They will own the SXS market now. I would love to have one...but will never pay that. too cheap I guess. lol


----------



## phreebsd

gorilla lifted and snorked


----------



## drtj

check out the bike in the back ground.^^^ I think it could use a little more GC!


----------



## hondarecoveryman

The snorks look like they are up by the dash..:thinking:


----------



## Polaris425

for those of us who are banned on HL and can't see the pic steve posted above:


----------



## drtj

hondarecoveryman said:


> The snorks look like they are up by the dash..:thinking:


 
I think your right.

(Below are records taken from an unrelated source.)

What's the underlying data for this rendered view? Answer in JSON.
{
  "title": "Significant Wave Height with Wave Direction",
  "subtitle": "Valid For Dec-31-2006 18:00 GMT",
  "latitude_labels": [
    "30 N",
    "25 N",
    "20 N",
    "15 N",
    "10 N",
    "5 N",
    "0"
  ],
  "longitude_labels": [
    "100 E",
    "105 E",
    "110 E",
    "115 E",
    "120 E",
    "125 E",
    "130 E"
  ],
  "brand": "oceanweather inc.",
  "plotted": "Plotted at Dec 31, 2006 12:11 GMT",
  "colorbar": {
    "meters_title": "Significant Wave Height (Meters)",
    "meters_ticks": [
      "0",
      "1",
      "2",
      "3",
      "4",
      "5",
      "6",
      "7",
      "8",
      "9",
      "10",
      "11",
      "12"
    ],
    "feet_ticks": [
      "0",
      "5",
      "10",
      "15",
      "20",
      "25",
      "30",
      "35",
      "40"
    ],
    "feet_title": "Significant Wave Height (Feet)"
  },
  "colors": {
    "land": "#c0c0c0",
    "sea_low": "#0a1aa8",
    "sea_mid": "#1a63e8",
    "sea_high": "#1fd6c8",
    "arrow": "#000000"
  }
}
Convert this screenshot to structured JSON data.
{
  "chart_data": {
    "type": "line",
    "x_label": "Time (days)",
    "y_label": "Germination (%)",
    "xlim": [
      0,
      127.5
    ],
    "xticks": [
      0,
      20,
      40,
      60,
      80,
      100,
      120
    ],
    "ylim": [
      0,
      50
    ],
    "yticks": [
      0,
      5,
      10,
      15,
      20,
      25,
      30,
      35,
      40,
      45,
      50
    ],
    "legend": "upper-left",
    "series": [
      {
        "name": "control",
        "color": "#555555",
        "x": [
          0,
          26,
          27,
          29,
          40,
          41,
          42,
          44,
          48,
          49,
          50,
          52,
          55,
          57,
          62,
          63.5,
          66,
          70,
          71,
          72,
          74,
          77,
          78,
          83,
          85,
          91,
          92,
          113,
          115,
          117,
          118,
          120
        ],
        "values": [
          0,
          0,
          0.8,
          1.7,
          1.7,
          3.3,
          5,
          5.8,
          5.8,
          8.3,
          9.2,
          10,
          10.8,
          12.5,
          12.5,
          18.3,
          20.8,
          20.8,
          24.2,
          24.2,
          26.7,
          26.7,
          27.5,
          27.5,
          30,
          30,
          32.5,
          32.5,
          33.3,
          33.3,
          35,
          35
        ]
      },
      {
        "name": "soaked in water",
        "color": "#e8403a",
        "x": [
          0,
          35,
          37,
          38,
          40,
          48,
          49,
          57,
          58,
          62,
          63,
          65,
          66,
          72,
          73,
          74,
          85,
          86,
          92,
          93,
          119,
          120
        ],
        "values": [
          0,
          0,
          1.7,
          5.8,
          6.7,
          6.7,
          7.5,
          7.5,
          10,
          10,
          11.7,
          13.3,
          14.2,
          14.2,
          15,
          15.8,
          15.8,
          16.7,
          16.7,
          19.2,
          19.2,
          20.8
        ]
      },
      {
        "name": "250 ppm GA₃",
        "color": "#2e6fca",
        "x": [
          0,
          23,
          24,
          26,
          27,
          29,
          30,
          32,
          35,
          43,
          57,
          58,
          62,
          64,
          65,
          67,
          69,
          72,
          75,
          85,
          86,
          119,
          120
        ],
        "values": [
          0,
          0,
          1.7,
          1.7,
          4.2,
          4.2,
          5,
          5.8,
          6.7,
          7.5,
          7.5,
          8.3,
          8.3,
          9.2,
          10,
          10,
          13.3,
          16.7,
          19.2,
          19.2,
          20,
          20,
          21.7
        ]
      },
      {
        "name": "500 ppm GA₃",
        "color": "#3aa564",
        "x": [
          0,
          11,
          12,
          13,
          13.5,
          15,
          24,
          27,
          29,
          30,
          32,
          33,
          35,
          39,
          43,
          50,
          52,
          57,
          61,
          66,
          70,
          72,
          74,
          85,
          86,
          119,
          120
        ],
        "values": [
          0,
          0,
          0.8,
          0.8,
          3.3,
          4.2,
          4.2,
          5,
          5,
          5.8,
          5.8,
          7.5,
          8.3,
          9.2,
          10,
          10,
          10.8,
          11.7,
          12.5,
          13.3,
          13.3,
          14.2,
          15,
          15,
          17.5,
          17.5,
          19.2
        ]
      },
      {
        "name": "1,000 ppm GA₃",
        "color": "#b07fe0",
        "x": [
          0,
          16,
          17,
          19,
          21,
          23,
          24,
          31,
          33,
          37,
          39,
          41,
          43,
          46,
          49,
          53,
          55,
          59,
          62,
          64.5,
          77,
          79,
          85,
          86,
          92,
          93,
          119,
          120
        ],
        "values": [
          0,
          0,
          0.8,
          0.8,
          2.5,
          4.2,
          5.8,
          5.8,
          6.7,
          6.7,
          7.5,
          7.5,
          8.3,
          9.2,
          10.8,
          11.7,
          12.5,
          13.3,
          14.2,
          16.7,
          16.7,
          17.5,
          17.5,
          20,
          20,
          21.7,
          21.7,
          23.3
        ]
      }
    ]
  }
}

If i ever get a sxs the snorks will be all the way up to the top of roll cage.


----------



## HeadC1

they are coming out of the dash

http://www.gorilla-axle.com/gallery.php?gck=66#marker


----------



## drtj




----------



## hondarecoveryman

Thats wild , the console is cool too .... I hope i win the lotterey LOL


----------



## HondaGuy

I really like the dash/console setup, and they actually put the gauge pod where its supposed to be, in front of the driver above the steering wheel not in the middle of the dash to the right of the driver.


----------



## Polaris425

wicked awesome!


----------



## linkage

NICE!


----------



## wvMOUNTAINMAN

just letting ya'll know I got a rzr, brute and a nice house on a hill for sale...:yup:


----------



## walker

man my wiener just leaked........


----------



## wvMOUNTAINMAN

:haha:


----------



## sjf323

a shot of penicillin will clear that right up!! That gorilla SXS is freakin sweet. Already told the wife that is what will be replacing the RZR that I sold about a year ago!

Scott


----------



## sweeper

The wife told me the brute and her buggy was going on the auction block so we can get one. I love my wife!!!!! Any body need an 06 brute


----------



## brutemike

That thing is sweet anyone got 20 grand i can have lol:bigok:


----------



## woods

is it just me or is there a hole lot of plastic on that thing. if you ask me its ugly. like big red ugly. rosie odonnel ugly. really ugly. but the ergonomics look way better than any sxs i have seen.


----------



## rubiconrider

that things needs an alignment lol. the wheels are straight in the pic but the steering wheel is turned 1/4 turn


----------



## Guest

Yep...I want one. The 20 grand part is what i'm having problems with though! don't get me wrong, it's the badest mofo in the sxs catagory......But $17,000!! Come on Lotto!! Lol!


----------



## Polaris425

Where are ya'll getting $17,000? The Gorilla one? b/c MSRP isnt near that high on stock ones... And I agree the full yellow plastic looks stupid, but the yellow/black looks BA!


----------



## stoneman

Can Am has it on their website. They have a bunch of pics of it in the yellow version. Looks pretty B.A. I'm sure it'll have some bugs needing to be worked out. Every 1st year anything does. I ain't lyin,.....I want one.


----------



## stoneman

Videos on youtube already.


----------



## bigblackrancher

*The can am commander*

here is a video for anyone who hasnt seen it


----------



## Polaris425

yeah.. I posted that one on the second page.......


----------



## 08GreenBrute

i just checked the can am site and the msrp for the base 1000 is msrp $12,799 the XT msrp is $14,299 and the X msrp is $14699. so it looks like the brute may be for sale soon lol. actually it will be paid off soon so maybe both


----------



## bruterider27

I bet that gorilla lifted one will put some sxs and anything that gets in its way look bad it probably do some awsome water wheelies to for a sxs


----------



## Polaris425

yeah i wish i had one. lol


----------



## walker

they were using 1 for hualing skate boarders back and forth at x games .. looked pretty sweet on tv


----------